Auto industry is one of the best earning sectors in many countries around the world and all the dynamics and contributing factors are available for the promotion of this sector in Pakistan. The country has strong subsidiary industry but it is always been overlooked by the police makers and the political elite at the helm of affairs. Ignoring this vital sector is leading the nation to nowhere as the subsidiary or the cottage industry is the base of the industrialization of the developed economies including Japan, Korea and China. The present government was expected to announce its auto policy this year, but the matter is being deferred on one pretext or the other and Finance Minister Ishaq Dar, who is also the chairman of the Economic Co-ordination Committee of the Cabinet, has yet to pay attention on this sector.
Earlier, the Federal Board of Revenue had expressed some reservations about the proposed incentives for the new entrants in the industry and the matter was deferred without reaching a conclusion. A committee was entrusted with the job to prepare the new auto policy, but it has yet to define limits and parameters for the new scheme of things in the background of the present auto policy which is not consumer friendly. The exorbitant prices of vehicles is not in the interest of the companies, government and the consumers alike whereas international safety and quality standards are often ignored in the manufacturing of the vehicles at a local level. The government has to work on two points. How much to allow the import of foreign brands and how many vehicles should be produced annually in the local manufacturing units. The vehicles produced in the country should have indigenous touch as just assembling does produce revenues, but it keeps the scope of the industry within limits. There is a need to rationalize tax regime as the demand of the vehicles will grow at a fast rate in the coming years and low tariffs will definitely increase the scope and volume of auto industry in the country.

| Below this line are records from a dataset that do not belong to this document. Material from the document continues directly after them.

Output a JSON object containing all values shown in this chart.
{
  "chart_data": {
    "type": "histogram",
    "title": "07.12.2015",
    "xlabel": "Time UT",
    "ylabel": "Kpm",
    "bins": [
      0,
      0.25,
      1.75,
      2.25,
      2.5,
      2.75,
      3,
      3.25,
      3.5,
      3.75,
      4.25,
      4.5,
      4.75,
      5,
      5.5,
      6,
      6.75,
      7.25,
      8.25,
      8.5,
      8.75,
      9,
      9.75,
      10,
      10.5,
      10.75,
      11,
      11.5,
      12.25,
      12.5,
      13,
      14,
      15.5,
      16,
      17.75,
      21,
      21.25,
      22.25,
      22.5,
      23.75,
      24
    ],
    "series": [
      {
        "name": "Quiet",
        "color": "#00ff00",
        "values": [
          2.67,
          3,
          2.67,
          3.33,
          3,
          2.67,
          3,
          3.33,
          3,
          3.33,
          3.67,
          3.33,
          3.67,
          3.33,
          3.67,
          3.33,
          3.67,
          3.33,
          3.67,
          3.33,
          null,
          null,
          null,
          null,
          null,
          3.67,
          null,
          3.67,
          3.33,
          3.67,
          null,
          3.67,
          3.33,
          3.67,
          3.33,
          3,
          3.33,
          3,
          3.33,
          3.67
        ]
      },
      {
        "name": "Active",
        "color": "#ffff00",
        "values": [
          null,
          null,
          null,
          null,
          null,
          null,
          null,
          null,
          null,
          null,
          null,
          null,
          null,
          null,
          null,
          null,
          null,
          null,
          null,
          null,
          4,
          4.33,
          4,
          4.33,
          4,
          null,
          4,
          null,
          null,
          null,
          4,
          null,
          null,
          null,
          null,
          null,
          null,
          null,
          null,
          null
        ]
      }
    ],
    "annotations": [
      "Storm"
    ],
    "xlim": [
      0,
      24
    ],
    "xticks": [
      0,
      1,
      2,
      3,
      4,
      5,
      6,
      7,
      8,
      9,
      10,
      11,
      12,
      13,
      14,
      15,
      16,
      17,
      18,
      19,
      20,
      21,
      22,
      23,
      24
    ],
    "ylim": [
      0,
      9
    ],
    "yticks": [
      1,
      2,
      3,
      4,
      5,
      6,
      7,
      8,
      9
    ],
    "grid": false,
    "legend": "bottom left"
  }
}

Till now only Japanese companies are allowed to building assembling plants in Pakistan and reliance on a single country only lead to a blind alley at the end of the day. According to the Economic Survey 2014-15, Pakistan owes $5.5 billion to Japan and it should not be forgotten that strings of economic and political interests are always attached with loans and grants from any country. Therefore, instead of accepting loans and grants, the policy makers should insist on direct foreign investment in the country to boost the economy. No doubt Pakistan has vast experience and potential to emerge as the leading car and spare parts manufacturer and the government can earn a lot from this sector if a prudent auto policy is devised and implemented.